24/01/2023

L'Arte di Ascoltare - Baci di carta. Quel pezzetto d'eternità che ci portiamo dentro

Torna in Biblioteca con il percorso letterario "L'Arte di Ascoltare" l'attrice Carla Stella.
L'incontro di martedì 24 alle 18 sarà dedicato alla Giornata della Memoria.
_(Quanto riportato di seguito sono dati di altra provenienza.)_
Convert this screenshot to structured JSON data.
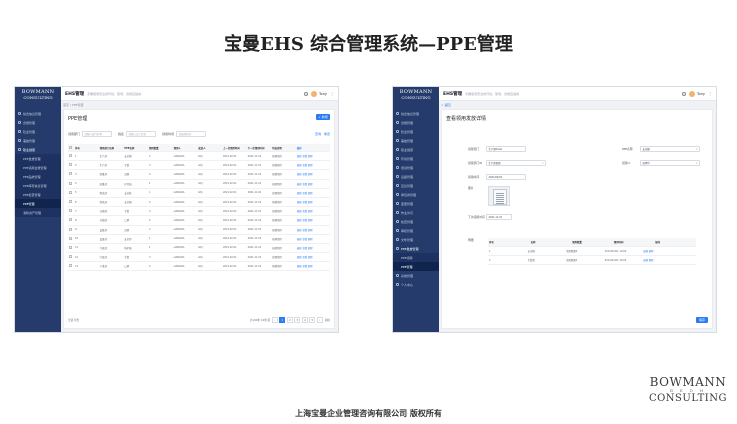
{
  "slide": {
    "title": "宝曼EHS  综合管理系统—PPE管理",
    "footer": "上海宝曼企业管理咨询有限公司 版权所有",
    "brand": {
      "line1": "BOWMANN",
      "line2": "B  E  D  H",
      "line3": "CONSULTING"
    }
  },
  "app": {
    "logo_line1": "BOWMANN",
    "logo_line2": "CONSULTING",
    "name": "EHS管理",
    "slogan": "手握使用安全的环境、职场、合规应提前",
    "user": "Tony",
    "more": "⋮"
  },
  "left": {
    "nav": [
      "综合信息管理",
      "合规管理",
      "隐患管理",
      "事故管理",
      "职业健康",
      "PPE发放管理",
      "PPE领用台账管理",
      "PPE品类管理",
      "PPE库存信息管理",
      "PPE检查管理",
      "PPE管理",
      "消防资产管理"
    ],
    "breadcrumb": "首页 / PPE管理",
    "panel_title": "PPE管理",
    "add_button": "+ 新增",
    "filters": [
      {
        "label": "领用部门",
        "placeholder": "请输入部门名称"
      },
      {
        "label": "姓名",
        "placeholder": "请输入员工姓名"
      },
      {
        "label": "领用时间",
        "placeholder": "请选择时间"
      }
    ],
    "search_button": "查询",
    "reset_button": "重置",
    "columns": [
      "序号",
      "领用部门名称",
      "PPE名称",
      "领用数量",
      "领用人",
      "发放人",
      "上一次领用时间",
      "下一次领用时间",
      "状态说明",
      "操作"
    ],
    "rows": [
      [
        "1",
        "生产部",
        "安全帽",
        "2",
        "LIANGDA",
        "GKJ",
        "2021.02.01",
        "2021.11.01",
        "按期领用",
        "编辑 查看 删除"
      ],
      [
        "2",
        "生产部",
        "手套",
        "3",
        "LIANGDA",
        "GKJ",
        "2021.02.01",
        "2021.11.01",
        "按期领用",
        "编辑 查看 删除"
      ],
      [
        "3",
        "质量部",
        "耳塞",
        "3",
        "LIANGDA",
        "GKJ",
        "2021.02.01",
        "2021.11.01",
        "按期领用",
        "编辑 查看 删除"
      ],
      [
        "4",
        "质量部",
        "护目镜",
        "1",
        "LIANGDA",
        "GKJ",
        "2021.02.01",
        "2021.11.01",
        "按期领用",
        "编辑 查看 删除"
      ],
      [
        "5",
        "物流部",
        "安全鞋",
        "1",
        "LIANGDA",
        "GKJ",
        "2021.02.01",
        "2021.11.01",
        "按期领用",
        "编辑 查看 删除"
      ],
      [
        "6",
        "物流部",
        "安全帽",
        "2",
        "LIANGDA",
        "GKJ",
        "2021.02.01",
        "2021.11.01",
        "按期领用",
        "编辑 查看 删除"
      ],
      [
        "7",
        "仓储部",
        "手套",
        "4",
        "LIANGDA",
        "GKJ",
        "2021.02.01",
        "2021.11.01",
        "按期领用",
        "编辑 查看 删除"
      ],
      [
        "8",
        "仓储部",
        "口罩",
        "5",
        "LIANGDA",
        "GKJ",
        "2021.02.01",
        "2021.11.01",
        "按期领用",
        "编辑 查看 删除"
      ],
      [
        "9",
        "设备部",
        "耳罩",
        "2",
        "LIANGDA",
        "GKJ",
        "2021.02.01",
        "2021.11.01",
        "按期领用",
        "编辑 查看 删除"
      ],
      [
        "10",
        "设备部",
        "安全带",
        "1",
        "LIANGDA",
        "GKJ",
        "2021.02.01",
        "2021.11.01",
        "按期领用",
        "编辑 查看 删除"
      ],
      [
        "11",
        "行政部",
        "防护服",
        "1",
        "LIANGDA",
        "GKJ",
        "2021.02.01",
        "2021.11.01",
        "按期领用",
        "编辑 查看 删除"
      ],
      [
        "12",
        "行政部",
        "手套",
        "3",
        "LIANGDA",
        "GKJ",
        "2021.02.01",
        "2021.11.01",
        "按期领用",
        "编辑 查看 删除"
      ],
      [
        "13",
        "人事部",
        "口罩",
        "2",
        "LIANGDA",
        "GKJ",
        "2021.02.01",
        "2021.11.01",
        "按期领用",
        "编辑 查看 删除"
      ]
    ],
    "pager": {
      "left": "全选  导出",
      "total": "共100条  10条/页",
      "pages": [
        "‹",
        "1",
        "2",
        "3",
        "4",
        "5",
        "›"
      ],
      "jump": "前往"
    }
  },
  "right": {
    "nav": [
      "综合信息管理",
      "合规管理",
      "隐患管理",
      "事故管理",
      "职业健康",
      "环境管理",
      "培训管理",
      "设备管理",
      "应急管理",
      "承包商管理",
      "变更管理",
      "作业许可",
      "检查管理",
      "审核管理",
      "文件管理",
      "PPE发放管理",
      "PPE领用",
      "PPE管理",
      "系统管理",
      "个人中心"
    ],
    "breadcrumb": "< 返回",
    "panel_title": "查看领用发放详情",
    "fields": [
      {
        "label": "领用部门",
        "value": "生产部Kiosk"
      },
      {
        "label": "PPE名称",
        "value": "安全帽"
      },
      {
        "label": "领用部门ID",
        "value": "生产部保留"
      },
      {
        "label": "领用人",
        "value": "张明华"
      },
      {
        "label": "领用时间",
        "value": "2021/02/01"
      },
      {
        "label": "图片",
        "value": ""
      },
      {
        "label": "下次领用时间",
        "value": "2021.11.01"
      }
    ],
    "detail_label": "明细",
    "detail_columns": [
      "序号",
      "名称",
      "领用数量",
      "领用时间",
      "操作"
    ],
    "detail_rows": [
      [
        "1",
        "安全帽",
        "领用数量2",
        "2021/02/01 10:00",
        "编辑 删除"
      ],
      [
        "2",
        "手套套",
        "领用数量3",
        "2021/02/01 10:00",
        "编辑 删除"
      ]
    ],
    "save_button": "保存"
  }
}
Una pace futura potrà esser veramente tale solo se prima sarà stata trovata da ognuno in sé stesso – se ogni uomo si sarà liberato dall'odio contro il prossimo, di qualunque razza o popolo, se avrà superato quest'odio e l'avrà trasformato in qualcosa di diverso, forse alla lunga in amore se non è chiedere troppo. È l’unica soluzione possibile. E così potrei continuare per pagine e pagine. Quel pezzetto d'eternità che ci portiamo dentro può esser espresso in una parola come in dieci volumi. Sono una persona felice e lodo questa vita, la lodo proprio, nell'anno del Signore 1942, l'ennesimo anno di guerra
(Etty Hillesum)

Lo studio della storia inizia sempre dai frammenti. Da un capo all’altro dell’Europa, da prima dello scoppio della guerra e fino alla liberazione, ragazzi e ragazze tennero diari e memoriali. Scrivevano su agende rilegate in cuoio o tessuto, o su album goffrati in oro, ricevuti come regalo in occasioni di compleanni e festività; portavano con sé i loro diari dalle loro case ai nascondigli, dai campi profughi ai ghetti. Quando i tempi si fecero difficili, contrabbandarono e rubarono ritagli di carta, trovavano monconi di matita e penne a inchiostro ormai consumate; scribacchiavano alla luce di una lampada a carburo o di una candela su quaderni di scuola, su rubriche per gli indirizzi, sul retro di sottili sacchetti di carta. Nonostante la paura e la repressione, nonostante la fame, il freddo, lo sfinimento, nonostante la disperazione, nonostante lo spazio vitale limitato, questi giovani documentarono le loro esperienze e le impressioni sulla loro vita, e cosi facendo si ritagliarono il loro posto nel mondo. Sono frammenti storici che testimoniano il nostro passato collettivo.

Le toccanti pagine di Etty Hillesum, una giovane donna ebrea di Amsterdam e di Pali Meller, architetto ebreo di origine ungherese, i versi di Rainer Maria Rilke, l’emozionante poesia di Marc Chagall, il blues di Auden e altre voci testimoniano la resistenza contro il male.

Le testimonianze, altamente poetiche e ricche di ammonimenti pedagogici, le loro parole struggenti e piene di dignità  rappresentano ancor oggi un limpido esempio di un atto e di un sacrificio estremo contro la barbarie.